Recent figures released by Greece’s Organization for Economic Cooperation and Development show that nearly a third of the population are living on or below the poverty line. Research by Amsterdam’s Transnational Institute has also revealed that the country’s children have been amongst the worst affected by the crisis, with around 14 percent showing signs of malnutrition due to poor diet. Greece’s Organization for Economic Cooperation and Development also noted that one in five workers in the private sector only earn between 200 to 500 euros per month, which is almost five times as many as at the start of the crisis in 2010. With wages down by 28 percent since 2010 and pensions cut more than a dozen times since 2009, in-work poverty is a fact of life in modern Greece.
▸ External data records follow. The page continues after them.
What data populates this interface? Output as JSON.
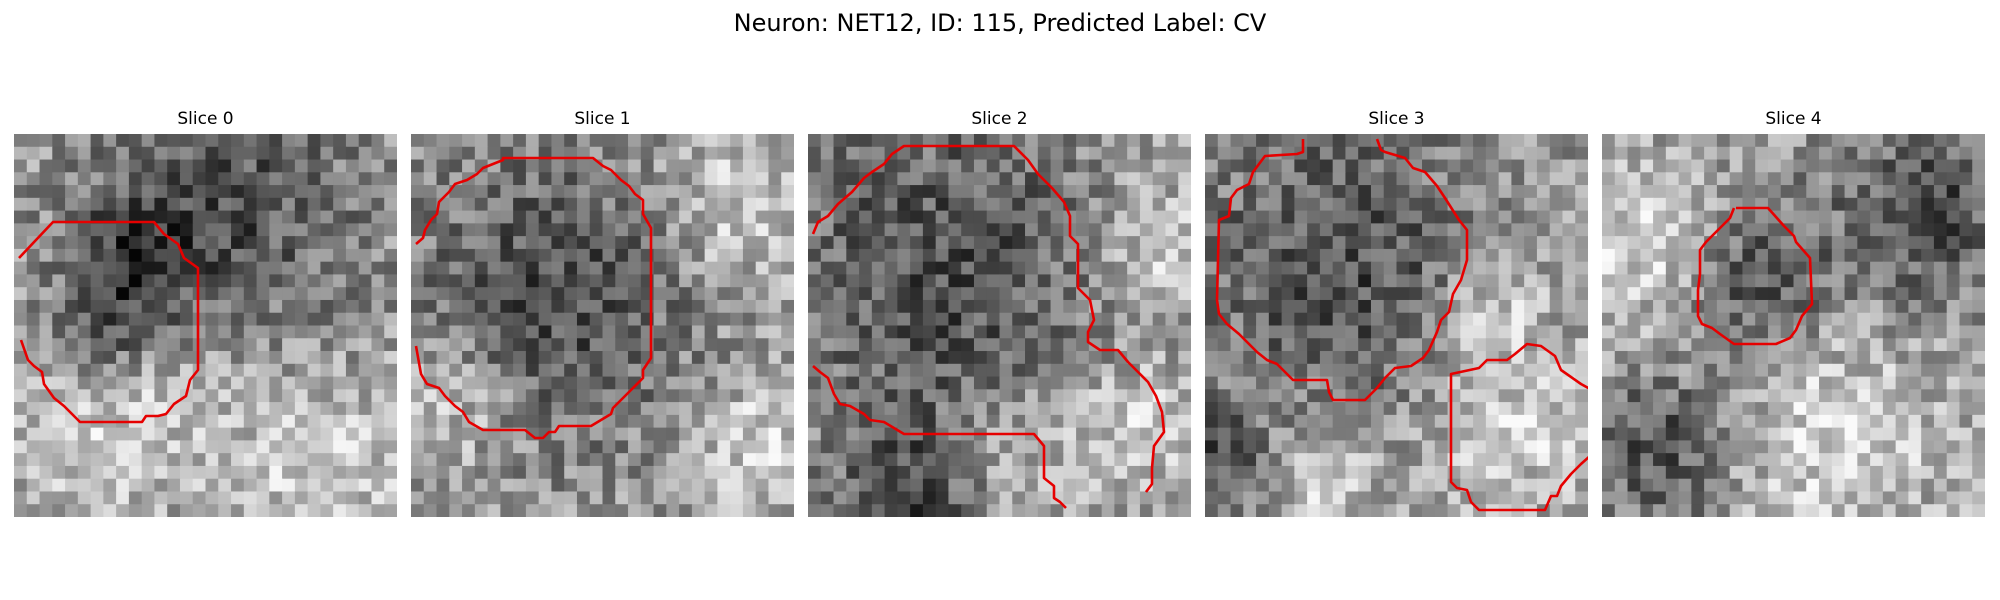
{
  "figure": {
    "title": "Neuron: NET12, ID: 115, Predicted Label: CV"
  },
  "panels": [
    {
      "title": "Slice 0",
      "seed": 11,
      "dark_blobs": [
        [
          0.55,
          0.2,
          0.25
        ],
        [
          0.3,
          0.35,
          0.12
        ],
        [
          0.2,
          0.55,
          0.1
        ]
      ],
      "light_blobs": [
        [
          0.25,
          0.7,
          0.2
        ],
        [
          0.8,
          0.85,
          0.15
        ]
      ]
    },
    {
      "title": "Slice 1",
      "seed": 23,
      "dark_blobs": [
        [
          0.38,
          0.42,
          0.28
        ]
      ],
      "light_blobs": [
        [
          0.1,
          0.7,
          0.12
        ],
        [
          0.85,
          0.2,
          0.15
        ],
        [
          0.9,
          0.8,
          0.12
        ]
      ]
    },
    {
      "title": "Slice 2",
      "seed": 37,
      "dark_blobs": [
        [
          0.35,
          0.35,
          0.32
        ],
        [
          0.3,
          0.95,
          0.15
        ]
      ],
      "light_blobs": [
        [
          0.9,
          0.3,
          0.12
        ],
        [
          0.85,
          0.75,
          0.12
        ],
        [
          0.5,
          0.85,
          0.12
        ]
      ]
    },
    {
      "title": "Slice 3",
      "seed": 49,
      "dark_blobs": [
        [
          0.35,
          0.35,
          0.28
        ],
        [
          0.05,
          0.85,
          0.1
        ]
      ],
      "light_blobs": [
        [
          0.8,
          0.75,
          0.15
        ],
        [
          0.3,
          0.9,
          0.12
        ],
        [
          0.75,
          0.45,
          0.1
        ]
      ]
    },
    {
      "title": "Slice 4",
      "seed": 61,
      "dark_blobs": [
        [
          0.4,
          0.37,
          0.13
        ],
        [
          0.85,
          0.2,
          0.18
        ],
        [
          0.15,
          0.82,
          0.14
        ]
      ],
      "light_blobs": [
        [
          0.6,
          0.8,
          0.2
        ],
        [
          0.1,
          0.3,
          0.15
        ]
      ]
    }
  ]
}
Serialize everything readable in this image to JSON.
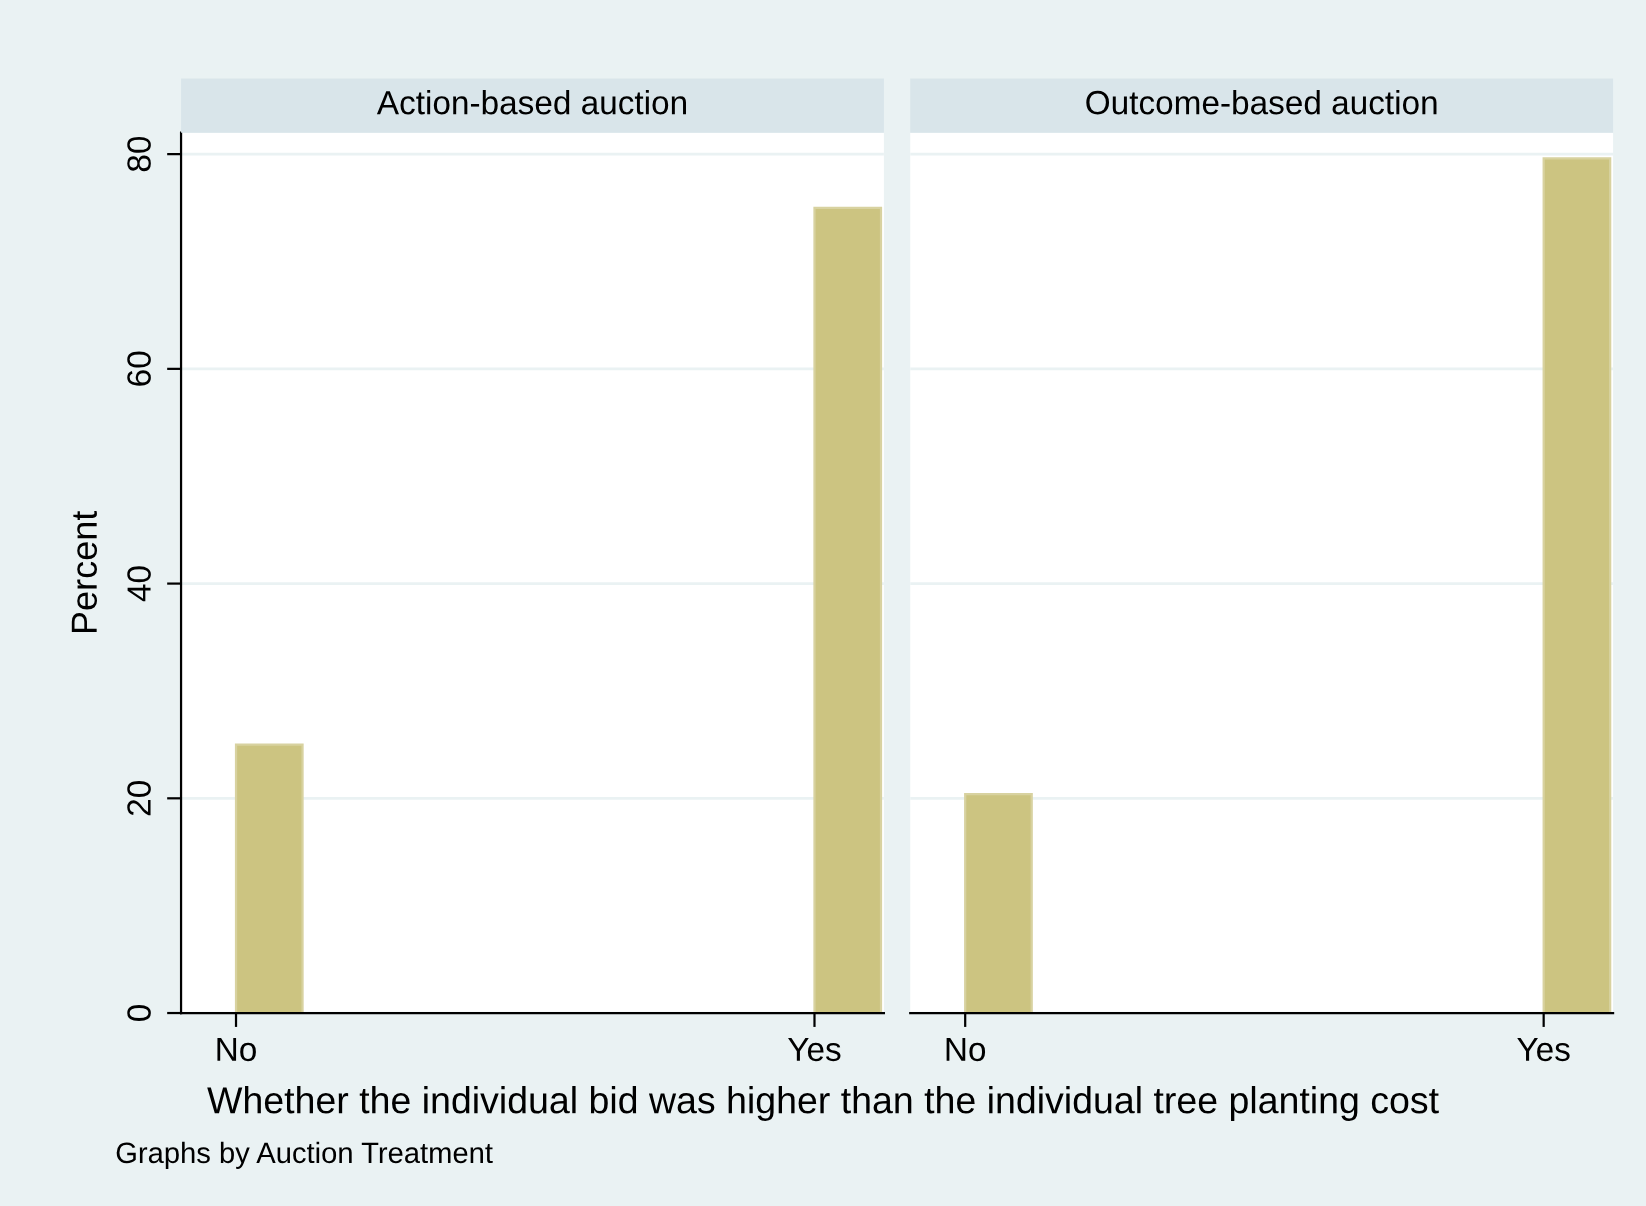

Hotel workers have been particularly affected by the downward spiral of poor wages and precarious conditions. With little official control on working conditions, many workers in the tourist industry work ten or 14 hour shifts. Despite the fact that the country’s tourism industry is currently booming, job security is also rare. “The good hotels always look after their employees, but there are some hotels that don’t pay their staff for months on end,” says Giorgos. “They tell their staff that they will be paid later in the season, once they’ve made some money. Of course the staff should just leave, but even the promise of money is better than no money at all.”

One such hotel was the Ledra, formerly the Ledra Marriott, a five star property in Athens that was once seen as the epitome of luxury. Badly affected by the economic crisis, the hotel closed abruptly in May 2016 after workers were obliged to stage a strike in order to receive their wages, which had not been paid for several months. “People think that if we have jobs we must be OK, no one knows the truth –that many of us are just surviving,” says Manos K. another hotel employee on the popular island of Santorini.

Greece has the highest rate of unemployment in the European Union, according to figures recently released by the European Commission’s statistics service Eurostat. Unemployment currently hovers at around 20 percent and in many cases an entire family will be forced to survive on “starvation wages”. Since the unemployed only receive a few months unemployment benefit and there is very little aid for rents, heating or even basics such as food, conditions are extremely difficult for the Greece’s “new poor.” In a country which was happy and well fed a decade ago it is now a common sight to see adults searching in the rubbish bins for food, whilst those who are slightly better off will leave bags of clothes and food close to the bins in a bid to help their less fortunate fellows. ‘The importance of the examination of the period 2008–2016 in Greece is significant not only for the extreme reduction of the GDP (25%), which is equivalent to a war period, but for the uncertain social and economic prospects,’ states Symeon Mavridis Department of Social Administration and Political Science, Democritus University of Thrace in his detailed report about the economic crisis.

“We were not a rich country but we had enough to be happy. Now we have been brought to our knees by Europe’s brutal policies, says Nikos. “My big fear is that Tsipras will be re-elected. Things are so bad now that this could lead our country into a civil war.”